Climate data for Dengzhou, elevation 120 m (390 ft), (1991–2020 normals, extremes 1981–2010)
| Month | Jan | Feb | Mar | Apr | May | Jun | Jul | Aug | Sep | Oct | Nov | Dec | Year |
| Record high °C (°F) | 21.4 (70.5) | 23.1 (73.6) | 28.5 (83.3) | 33.5 (92.3) | 39.4 (102.9) | 40.6 (105.1) | 40.5 (104.9) | 38.1 (100.6) | 39.5 (103.1) | 33.7 (92.7) | 29.9 (85.8) | 21.5 (70.7) | 40.6 (105.1) |
| Mean daily maximum °C (°F) | 7.2 (45.0) | 10.7 (51.3) | 15.7 (60.3) | 22.2 (72.0) | 27.6 (81.7) | 31.4 (88.5) | 32.2 (90.0) | 31.2 (88.2) | 27.4 (81.3) | 22.4 (72.3) | 15.5 (59.9) | 9.5 (49.1) | 21.1 (70.0) |
| Daily mean °C (°F) | 2.2 (36.0) | 5.3 (41.5) | 10.2 (50.4) | 16.3 (61.3) | 21.7 (71.1) | 26.0 (78.8) | 27.6 (81.7) | 26.5 (79.7) | 22.2 (72.0) | 16.7 (62.1) | 10.1 (50.2) | 4.3 (39.7) | 15.8 (60.4) |
| Mean daily minimum °C (°F) | −1.4 (29.5) | 1.1 (34.0) | 5.6 (42.1) | 11.2 (52.2) | 16.6 (61.9) | 21.4 (70.5) | 24.0 (75.2) | 23.0 (73.4) | 18.4 (65.1) | 12.6 (54.7) | 6.1 (43.0) | 0.4 (32.7) | 11.6 (52.9) |
| Record low °C (°F) | −10.4 (13.3) | −9.6 (14.7) | −5.5 (22.1) | −0.3 (31.5) | 6.2 (43.2) | 12.7 (54.9) | 17.1 (62.8) | 14.1 (57.4) | 9.5 (49.1) | 0.6 (33.1) | −4.1 (24.6) | −13.5 (7.7) | −13.5 (7.7) |
| Average precipitation mm (inches) | 14.7 (0.58) | 15.9 (0.63) | 34.2 (1.35) | 53.5 (2.11) | 77.9 (3.07) | 96.6 (3.80) | 115.0 (4.53) | 109.4 (4.31) | 76.4 (3.01) | 52.7 (2.07) | 36.0 (1.42) | 12.8 (0.50) | 695.1 (27.38) |
| Average precipitation days (≥ 0.1 mm) | 5.2 | 5.8 | 8.0 | 8.5 | 9.7 | 9.2 | 10.9 | 10.7 | 9.8 | 9.5 | 7.5 | 5.4 | 100.2 |
| Average snowy days | 5.0 | 3.3 | 1.1 | 0 | 0 | 0 | 0 | 0 | 0 | 0 | 0.9 | 2.6 | 12.9 |
| Average relative humidity (%) | 70 | 68 | 70 | 72 | 69 | 71 | 80 | 80 | 76 | 73 | 73 | 70 | 73 |
| Mean monthly sunshine hours | 108.7 | 114.9 | 147.6 | 174.3 | 181.8 | 170.5 | 177.6 | 177.4 | 142.8 | 141.0 | 125.4 | 123.1 | 1,785.1 |
| Percentage possible sunshine | 34 | 37 | 40 | 45 | 42 | 40 | 41 | 43 | 39 | 41 | 40 | 40 | 40 |
Source: China Meteorological Administration

==Economy==
Dengzhou's economy is largely based on the production of agricultural products.
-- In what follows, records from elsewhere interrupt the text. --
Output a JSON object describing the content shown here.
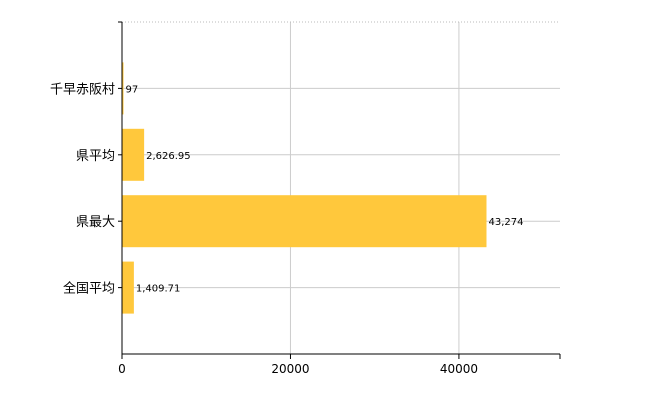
{
  "chart_data": {
    "type": "bar",
    "orientation": "horizontal",
    "categories": [
      "千早赤阪村",
      "県平均",
      "県最大",
      "全国平均"
    ],
    "values": [
      97,
      2626.95,
      43274,
      1409.71
    ],
    "data_labels": [
      "97",
      "2,626.95",
      "43,274",
      "1,409.71"
    ],
    "xlim": [
      0,
      52000
    ],
    "x_ticks": [
      0,
      20000,
      40000
    ],
    "x_tick_labels": [
      "0",
      "20000",
      "40000"
    ],
    "grid": true,
    "legend": "none",
    "bar_color": "#FFC83C"
  }
}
Farmers grow crops such as wheat, cotton, maize, sesame, peanuts, yellow beans, peppers and tobacco.

The city's primary industries include cigarette-packing, food processing and sculpture.

==Transport==
- Airplane to nearest Nanyang airport;
- Drive along the National Expressway Network (Nanyang-Xiangfan link).
- China National Highway 207
- Railway by K149, K206/K207, K205/K208, K184, 6010/6011/6014, 1512/1513, 1389/1390, 1165/1168, 1126/1127.
- Public bus transport: many

==Tourism==
Sightseeing

Lan Xiu Ting (Pavilion with picturesque view), Pagoda of Fu Sheng, relics of ancient city wall and the recently built touring area along the Tuan River.

==Education==
Dengzhou No.1 High School is the most popular high school of the city. Nanyang No.4 Teachers College is the only college of the city licensed to issue certified educational diplomas to students.